A father and his son walk alone towards the ocean in a post-apocalyptic America. Amazing writing. It’s hard to let go of this book after having finished it. Truly horrifying.

A Special Providence

Richard Yates is one of my favorite authors and this is a great book. The book follows a young man in the second world war and the relationship with his mother.

The Lost World

Great old time adventure story by Sir Arthur Conan Doyle about an expedition in South America. Easy to get hooked into the adventure and keep reading.

Reviewing “Postwar: A History of Europe since 1945” with the help of natural language processing

A few months ago, Amazon recommended that I read Postwar. It is an incredible book, but it’s so long and contains so much information I had forgotten almost everything by the time I finished.

Therefore I wanted to see if I could write code to help review the book. I especially wanted to understand what years and events would be worth remembering. As a proxy for importance, I therefore extracted the frequency each year is mentioned:

Amount of times a specific year between 1900-1999 is mentioned in the book

One interesting takeaway is that 1960 is the only year after 1945 that’s never mentioned. I tried to confirm if this is random or not through Google Ngram searches. Of the three years 1959-1961, 1960 seems to be mentioned the least often (though it is pretty close). So it might be that 1960 is the most uneventful year in European post-war history ?

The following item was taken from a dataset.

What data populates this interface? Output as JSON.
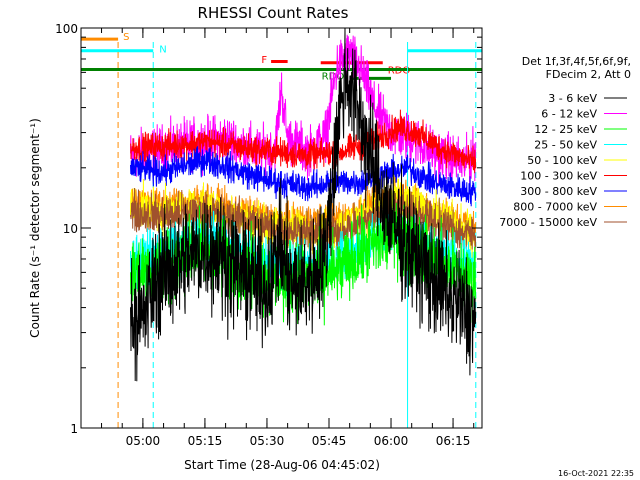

I then reviewed the book by reading the sentences that contains the most frequently mentioned years. Here’s an annotated version of the graph above showing some of the key events:

Annotations showing key events for some of the most commonly mentioned years

I also wanted to summarize broad themes from the post-war decades 1950-1980. To do that I wrote another script to extract each sentence which referenced a decade, e.g. containing “1950s”. I then used Term Frequency-Inverse Document Frequency (TF-IDF) to identify word significance. I visualized the output in Power BI so that word size is determined by TF-IDF.

Word clouds for sentences mentioning 1950:s (top left), 1960:s (top right), 1970:s (bottom left), 1980:s (bottom right)

Unfortunately the word significance was not very informative. There are some insights, for instance an important word of the 1950:s is “Film”. Cinema attendance was on it’s way down due to the introduction of the TV, but the average person in the UK still went to the cinema 28 times per year, 40% more than before the war.

But since there are relatively few sentences per decade, a few sentences can heavily skew the results. For instance the top word for the 1980:s is “percent” due to sentences like this:

“…the [French Communist] Party saw its share of the vote fall steadily at every election: from a post-war peak of 28 percent in 1946 to 18.6 percent in 1977 and thence, in a vertiginous collapse, to under 10 percent in the elections of the 1980s”

Overall this was an interesting experiment in trying to make it easier to remember key points from a book. All code can be found on Github here.